Harington was the eldest son of Sir Richard Harington, 11th Baronet, a Metropolitan Police Magistrate and County Court judge. He was educated at Eton and Christ Church, Oxford. Called to the Bar in 1886, he practised as a barrister on the Oxford Circuit before taking up an appointment as a puisne judge in the High Court of Judicature at Fort William in 1899, where he served in that capacity until returning home in 1913.

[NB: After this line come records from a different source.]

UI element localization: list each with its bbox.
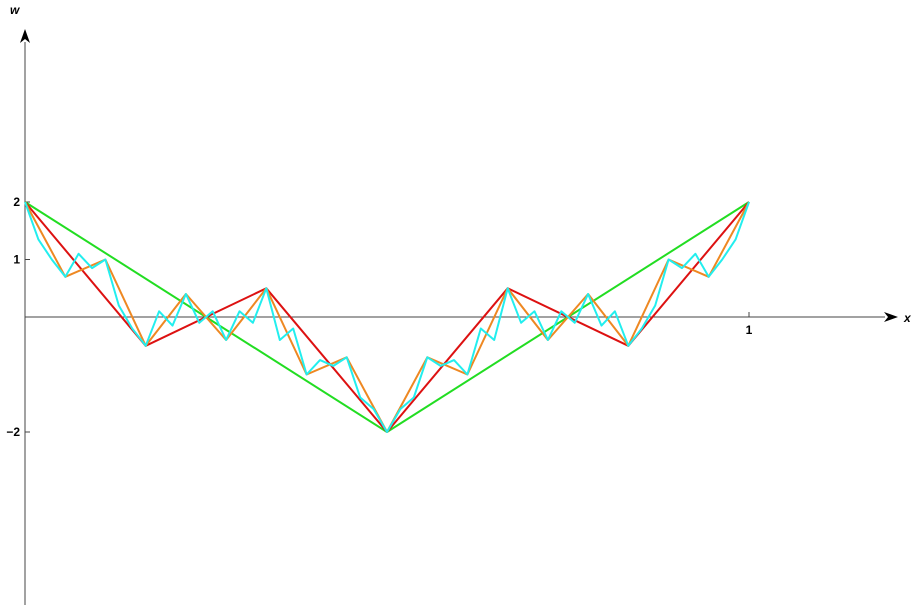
tick-marks: 2 1 −2 1 bbox=[6, 195, 752, 439]
series-cyan-line bbox=[24, 201, 750, 433]
y-tick-label: 2 bbox=[13, 195, 20, 209]
series-layer bbox=[24, 201, 750, 433]
y-tick-label: 1 bbox=[13, 253, 20, 267]
x-tick-label: 1 bbox=[746, 323, 753, 337]
y-tick-label: −2 bbox=[6, 425, 20, 439]
x-axis-label: x bbox=[903, 311, 912, 325]
y-axis-label: w bbox=[10, 3, 20, 17]
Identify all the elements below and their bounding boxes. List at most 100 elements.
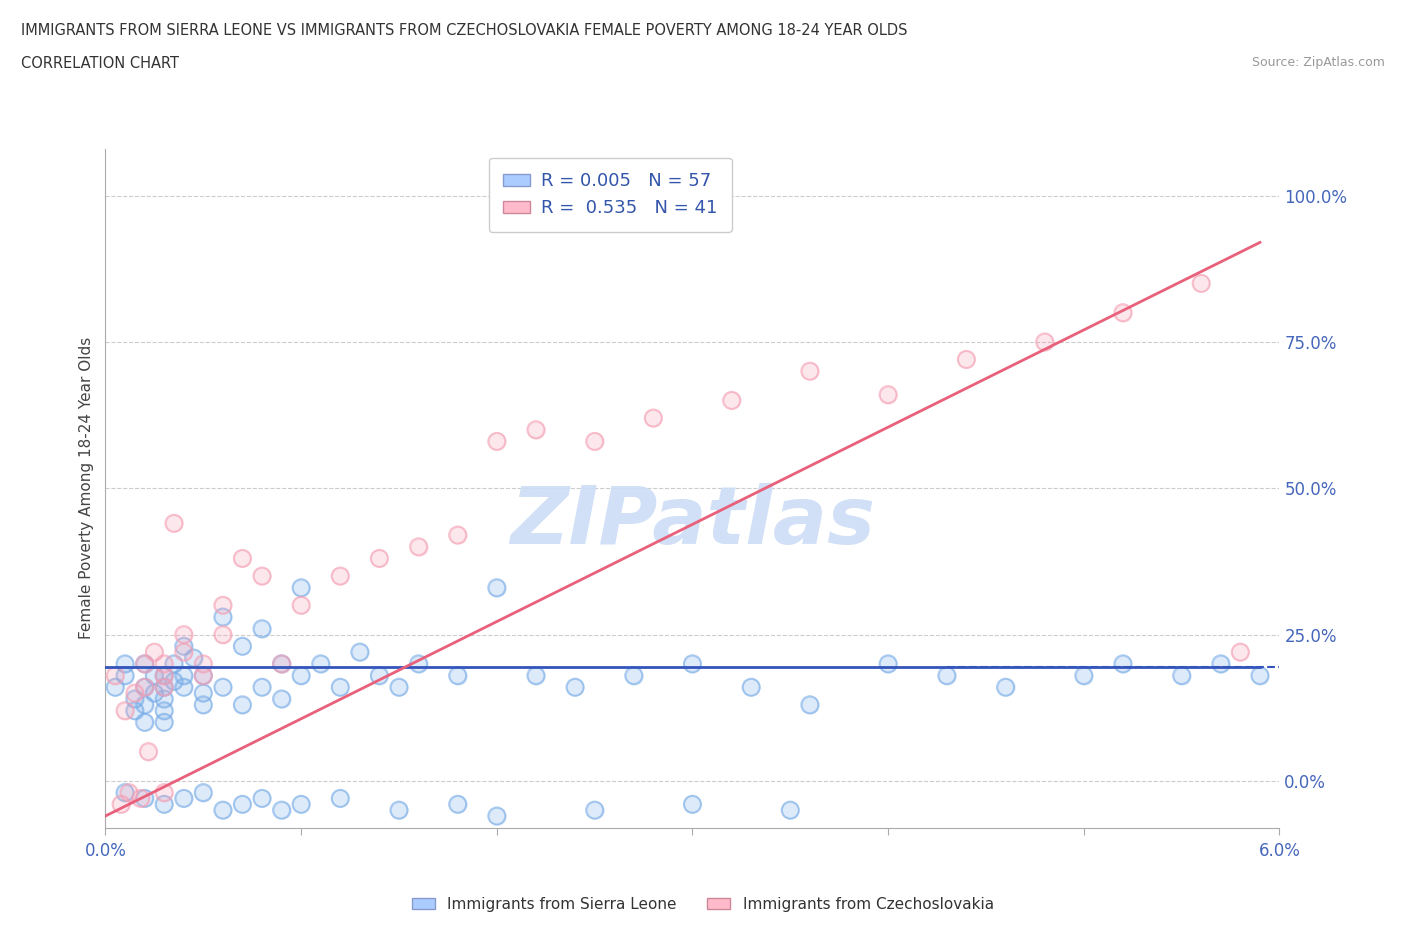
Point <box>799 364 821 379</box>
Point <box>994 680 1017 695</box>
Point <box>447 668 470 683</box>
Point <box>740 680 762 695</box>
Point <box>173 644 195 659</box>
Point <box>173 791 195 806</box>
Point <box>447 527 470 542</box>
Point <box>935 668 957 683</box>
Point <box>877 657 900 671</box>
Point <box>114 668 136 683</box>
Point <box>877 387 900 402</box>
Point <box>129 791 152 806</box>
Point <box>143 685 166 700</box>
Point <box>799 698 821 712</box>
Point <box>290 668 312 683</box>
Point <box>564 680 586 695</box>
Point <box>129 791 152 806</box>
Point <box>583 803 606 817</box>
Point <box>138 744 160 759</box>
Point <box>329 680 352 695</box>
Point <box>163 657 186 671</box>
Point <box>485 580 508 595</box>
Point <box>153 715 176 730</box>
Point <box>134 657 156 671</box>
Legend: Immigrants from Sierra Leone, Immigrants from Czechoslovakia: Immigrants from Sierra Leone, Immigrants… <box>406 891 1000 918</box>
Point <box>349 644 371 659</box>
Point <box>388 803 411 817</box>
Point <box>1033 335 1056 350</box>
Point <box>250 568 273 583</box>
Point <box>309 657 332 671</box>
Point <box>1112 305 1135 320</box>
Point <box>193 698 215 712</box>
Point <box>1229 644 1251 659</box>
Point <box>193 785 215 800</box>
Point <box>270 692 292 707</box>
Point <box>163 516 186 531</box>
Point <box>110 797 132 812</box>
Point <box>134 715 156 730</box>
Point <box>270 692 292 707</box>
Point <box>231 797 253 812</box>
Point <box>124 692 146 707</box>
Point <box>368 551 391 566</box>
Point <box>1112 657 1135 671</box>
Point <box>877 387 900 402</box>
Point <box>682 657 704 671</box>
Point <box>231 639 253 654</box>
Text: Source: ZipAtlas.com: Source: ZipAtlas.com <box>1251 56 1385 69</box>
Point <box>231 698 253 712</box>
Point <box>270 803 292 817</box>
Text: ZIPatlas: ZIPatlas <box>510 484 875 561</box>
Point <box>290 797 312 812</box>
Point <box>153 657 176 671</box>
Point <box>173 627 195 642</box>
Point <box>408 657 430 671</box>
Point <box>643 410 665 425</box>
Point <box>388 680 411 695</box>
Point <box>1209 657 1232 671</box>
Point <box>250 621 273 636</box>
Point <box>250 680 273 695</box>
Point <box>270 657 292 671</box>
Point <box>1189 276 1212 291</box>
Point <box>270 803 292 817</box>
Point <box>211 609 233 624</box>
Point <box>163 516 186 531</box>
Point <box>153 703 176 718</box>
Point <box>682 797 704 812</box>
Point <box>134 698 156 712</box>
Point <box>118 785 141 800</box>
Point <box>153 785 176 800</box>
Point <box>270 657 292 671</box>
Point <box>740 680 762 695</box>
Point <box>250 568 273 583</box>
Point <box>682 797 704 812</box>
Point <box>134 698 156 712</box>
Point <box>183 651 205 666</box>
Point <box>1209 657 1232 671</box>
Point <box>104 680 127 695</box>
Point <box>173 680 195 695</box>
Point <box>134 715 156 730</box>
Point <box>153 668 176 683</box>
Point <box>564 680 586 695</box>
Point <box>329 791 352 806</box>
Point <box>138 744 160 759</box>
Point <box>153 668 176 683</box>
Point <box>193 668 215 683</box>
Point <box>193 668 215 683</box>
Point <box>250 791 273 806</box>
Point <box>779 803 801 817</box>
Point <box>1170 668 1192 683</box>
Point <box>994 680 1017 695</box>
Point <box>153 692 176 707</box>
Point <box>485 434 508 449</box>
Point <box>211 680 233 695</box>
Point <box>193 685 215 700</box>
Point <box>193 657 215 671</box>
Point <box>1033 335 1056 350</box>
Point <box>524 668 547 683</box>
Point <box>173 668 195 683</box>
Point <box>290 580 312 595</box>
Point <box>623 668 645 683</box>
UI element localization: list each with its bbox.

He had, meanwhile, served in the London Brigade of the Royal Naval Artillery Volunteers from 1880 to 1891, and had commanded the Artillery Company of the Calcutta Port Defence Volunteers from 1900 to 1909. He volunteered for the Royal Naval Volunteer Reserve on the outbreak of the First World War in 1914, aged 53. He was promoted to the rank of Chief Petty Officer in the Anti-Aircraft Corps, in which capacity he served until 1916.

A onetime Justice of the Peace and Deputy Lieutenant for Herefordshire, he was appointed High Sheriff of Herefordshire in 1918 and died in February 1931, having succeeded to his father's title in 1911.

Harington married the Hon. Selina Louisa Grace, daughter of Charles Saunders Dundas, 6th Viscount Melville, in 1899. He was succeeded by their elder son, Richard Dundas Harington, who became the 13th Baronet.